# What is the derivative of this function sin(x^2+1)?

Jan 23, 2017

$2 x \cos \left({x}^{2} + 1\right)$

#### Explanation:

differentiate using the $\textcolor{b l u e}{\text{chain rule}}$

$\textcolor{\mathmr{and} a n \ge}{\text{Reminder }} \textcolor{red}{\overline{\underline{| \textcolor{w h i t e}{\frac{2}{2}} \textcolor{b l a c k}{\frac{d}{\mathrm{dx}} \left[\sin \left(f \left(x\right)\right)\right] = \cos \left(f \left(x\right)\right) . f ' \left(x\right)} \textcolor{w h i t e}{22} |}}}$

$\Rightarrow \frac{d}{\mathrm{dx}} \left[\sin \left({x}^{2} + 1\right)\right] = \cos \left({x}^{2} + 1\right) . \frac{d}{\mathrm{dx}} \left({x}^{2} + 1\right)$

$= 2 x \cos \left({x}^{2} + 1\right)$

Jan 23, 2017

$2 x \cos \left({x}^{2} + 1\right)$.

#### Explanation:

Let $y = \sin \left({x}^{2} + 1\right) , \text{ and, let } {x}^{2} + 1 = t$.

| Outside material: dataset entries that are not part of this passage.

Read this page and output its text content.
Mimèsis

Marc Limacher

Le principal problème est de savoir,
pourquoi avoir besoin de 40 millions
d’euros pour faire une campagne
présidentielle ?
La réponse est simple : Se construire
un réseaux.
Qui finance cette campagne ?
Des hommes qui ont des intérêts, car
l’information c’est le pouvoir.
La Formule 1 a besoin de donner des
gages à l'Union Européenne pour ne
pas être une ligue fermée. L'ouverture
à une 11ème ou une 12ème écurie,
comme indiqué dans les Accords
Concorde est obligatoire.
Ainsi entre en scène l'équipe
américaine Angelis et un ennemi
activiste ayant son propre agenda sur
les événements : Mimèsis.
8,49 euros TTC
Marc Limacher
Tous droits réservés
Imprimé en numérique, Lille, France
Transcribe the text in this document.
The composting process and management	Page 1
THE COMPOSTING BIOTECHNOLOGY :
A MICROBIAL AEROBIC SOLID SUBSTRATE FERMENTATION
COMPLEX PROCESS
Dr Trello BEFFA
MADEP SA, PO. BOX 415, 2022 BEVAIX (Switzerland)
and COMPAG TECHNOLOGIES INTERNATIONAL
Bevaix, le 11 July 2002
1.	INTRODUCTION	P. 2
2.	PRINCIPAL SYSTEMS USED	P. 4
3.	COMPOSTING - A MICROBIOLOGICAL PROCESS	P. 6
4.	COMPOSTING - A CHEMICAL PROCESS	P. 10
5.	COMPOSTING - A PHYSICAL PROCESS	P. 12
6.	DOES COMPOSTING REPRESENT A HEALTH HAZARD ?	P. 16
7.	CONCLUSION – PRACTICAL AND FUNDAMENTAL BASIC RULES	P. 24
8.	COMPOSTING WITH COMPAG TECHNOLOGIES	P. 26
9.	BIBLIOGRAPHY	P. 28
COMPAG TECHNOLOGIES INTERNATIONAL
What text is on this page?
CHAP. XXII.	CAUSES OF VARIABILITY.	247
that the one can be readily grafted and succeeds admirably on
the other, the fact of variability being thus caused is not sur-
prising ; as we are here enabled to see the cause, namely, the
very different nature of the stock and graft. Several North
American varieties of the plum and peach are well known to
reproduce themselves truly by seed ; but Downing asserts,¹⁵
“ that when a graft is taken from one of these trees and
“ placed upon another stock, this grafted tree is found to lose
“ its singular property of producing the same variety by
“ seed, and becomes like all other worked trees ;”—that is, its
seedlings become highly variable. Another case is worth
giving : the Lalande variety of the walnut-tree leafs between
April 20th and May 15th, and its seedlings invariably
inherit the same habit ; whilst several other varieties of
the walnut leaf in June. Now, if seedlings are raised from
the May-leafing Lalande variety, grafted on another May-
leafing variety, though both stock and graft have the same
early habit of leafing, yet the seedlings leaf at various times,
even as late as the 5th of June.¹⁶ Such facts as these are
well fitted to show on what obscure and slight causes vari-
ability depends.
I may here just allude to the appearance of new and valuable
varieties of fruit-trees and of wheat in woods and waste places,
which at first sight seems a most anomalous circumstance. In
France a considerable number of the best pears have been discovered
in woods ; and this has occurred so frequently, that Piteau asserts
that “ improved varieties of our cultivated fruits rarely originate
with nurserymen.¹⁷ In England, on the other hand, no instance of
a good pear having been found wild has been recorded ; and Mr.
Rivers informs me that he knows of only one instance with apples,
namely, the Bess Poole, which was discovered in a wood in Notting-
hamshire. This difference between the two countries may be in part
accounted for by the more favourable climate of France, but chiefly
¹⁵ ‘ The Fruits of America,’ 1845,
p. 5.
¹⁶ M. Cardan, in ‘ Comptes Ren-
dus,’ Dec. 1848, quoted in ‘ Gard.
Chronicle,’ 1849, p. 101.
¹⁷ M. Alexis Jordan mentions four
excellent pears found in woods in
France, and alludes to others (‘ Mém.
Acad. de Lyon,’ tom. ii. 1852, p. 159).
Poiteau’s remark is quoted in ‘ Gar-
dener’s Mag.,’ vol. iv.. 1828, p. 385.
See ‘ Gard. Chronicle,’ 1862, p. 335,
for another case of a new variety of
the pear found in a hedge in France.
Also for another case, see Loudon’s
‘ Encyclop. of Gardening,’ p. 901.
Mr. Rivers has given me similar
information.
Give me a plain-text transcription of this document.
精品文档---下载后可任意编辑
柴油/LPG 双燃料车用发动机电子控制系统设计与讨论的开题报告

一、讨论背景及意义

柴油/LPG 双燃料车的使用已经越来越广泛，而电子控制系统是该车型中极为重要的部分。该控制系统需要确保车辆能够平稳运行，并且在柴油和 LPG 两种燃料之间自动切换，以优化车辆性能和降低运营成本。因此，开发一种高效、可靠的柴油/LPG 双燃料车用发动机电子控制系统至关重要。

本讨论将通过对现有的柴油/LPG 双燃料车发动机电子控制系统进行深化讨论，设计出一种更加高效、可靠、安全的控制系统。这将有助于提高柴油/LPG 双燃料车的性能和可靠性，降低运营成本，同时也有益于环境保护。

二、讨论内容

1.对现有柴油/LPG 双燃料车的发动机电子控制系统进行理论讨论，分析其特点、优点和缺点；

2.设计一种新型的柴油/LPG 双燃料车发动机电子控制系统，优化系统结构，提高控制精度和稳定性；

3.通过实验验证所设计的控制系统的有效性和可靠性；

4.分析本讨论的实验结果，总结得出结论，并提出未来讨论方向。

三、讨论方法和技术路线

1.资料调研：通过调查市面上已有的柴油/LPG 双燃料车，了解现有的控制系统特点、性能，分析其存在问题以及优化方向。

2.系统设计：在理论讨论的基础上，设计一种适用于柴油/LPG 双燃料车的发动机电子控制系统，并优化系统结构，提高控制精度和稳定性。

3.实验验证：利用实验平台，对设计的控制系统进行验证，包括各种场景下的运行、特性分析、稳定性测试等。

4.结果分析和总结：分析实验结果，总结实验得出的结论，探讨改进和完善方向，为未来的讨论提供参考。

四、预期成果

$\therefore y = \sin t , \mathmr{and} , t = {x}^{2} + 1$.

Thus, $y$ is a function of $t , \text{ and, "t" of } x$.

As per the Chain Rule , then, we have,

$\frac{\mathrm{dy}}{\mathrm{dx}} = \frac{\mathrm{dy}}{\mathrm{dt}} \frac{\mathrm{dt}}{\mathrm{dx}} \ldots \ldots \ldots \ldots . \left(\ast\right)$

Now, $y = \sin t \Rightarrow \frac{\mathrm{dy}}{\mathrm{dt}} = \cos t \ldots \ldots \ldots \ldots \ldots \left(1\right) , \text{ and, }$

$t = {x}^{2} + 1 \Rightarrow \frac{\mathrm{dt}}{\mathrm{dx}} = 2 x \ldots \ldots \ldots \ldots \ldots \ldots \ldots \ldots . . \left(2\right)$.

From $\left(\ast\right) , \left(1\right) \mathmr{and} \left(2\right)$, we have,

$\frac{\mathrm{dy}}{\mathrm{dx}} = 2 x \cos t = 2 x \cos \left({x}^{2} + 1\right)$.

Enjoy Maths., and, spread the Joy!